BitPoint will have to round up its stolen crypto figure to $34.3 million.

Last week, Japan’s BitPoint exchange suspended its services with immediate effect after it emerged that hackers had managed to get away with $32 million. Now, while still reeling from that blow, it has come to light that an additional $2.3 million was also stolen.

This new sum of stolen money was discovered on other exchanges that were using BitPoint’s trading system.

These additional missing funds are concerning for company and client alike as BitPoint admitted that nearly 75% of the lost funds belonged to their clients; it has yet to divulge who the other $2.3 million belongs to.


BitPoint was one of many exchanges being investigated by Japan’s Financial Services Agency (FSA), having previously received a business improvement order–a tool Japan’s finance agency uses to keep companies in line with regulations. It's uncertain if the FSA will force the company to pay back the affected victims, as it had with Zaif and Coincheck. However, BitPoint has not been forthcoming with any plans to pay back its customers–but history suggests there are other measures at the exchange’s disposal.
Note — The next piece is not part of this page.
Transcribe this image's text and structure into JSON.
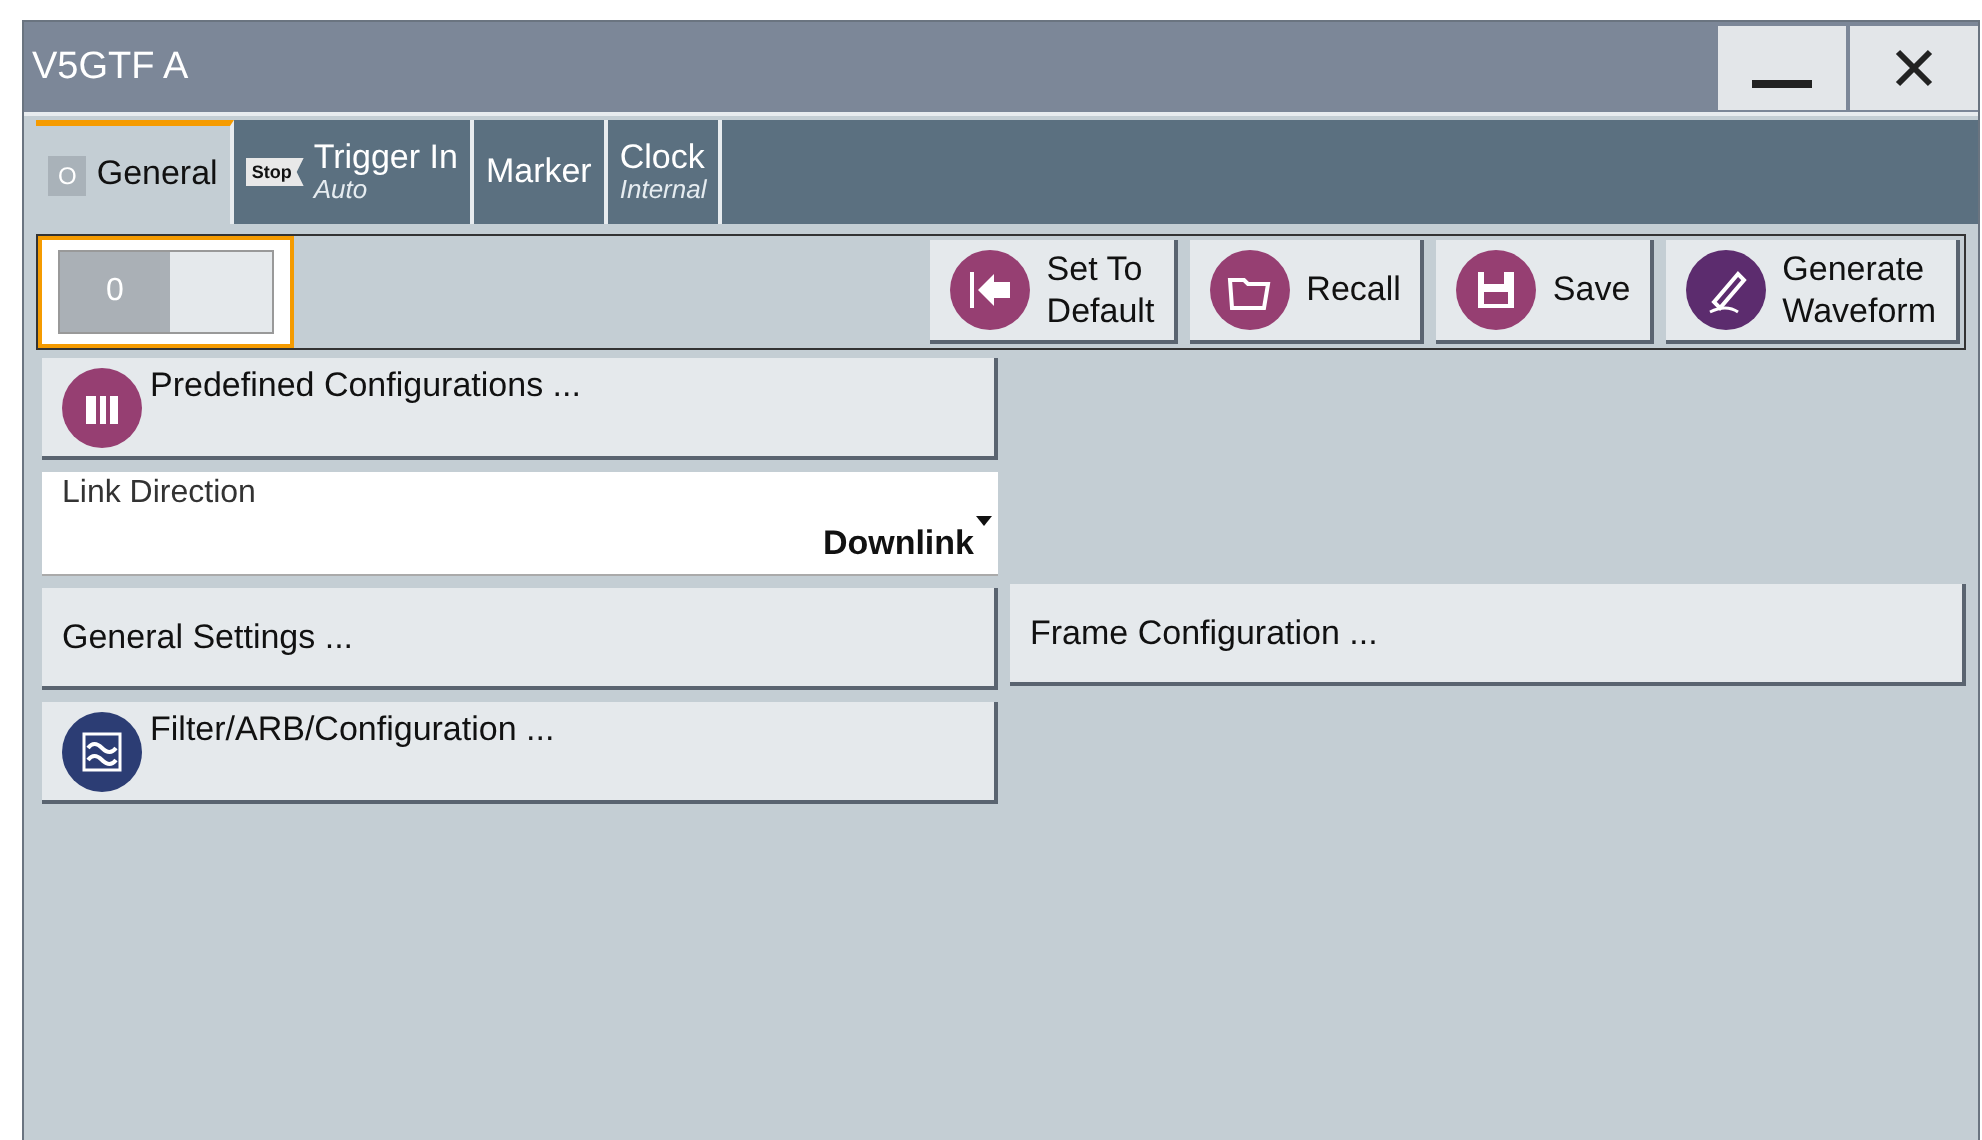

Exchanges have worked together to recover stolen funds, as was the case with non-custodial exchange ChangeNOW helping Gatehub recover some hacked funds. But BitPoint’s minimal communications in the aftermath, suggests it hasn’t chosen this option.

This isn’t the first time BitPoint has been caught up in a scandal. Documents recently revealed that the exchange was used in the sale of some $318 million of stolen funds from the Mt. Gox’s hack of 2014.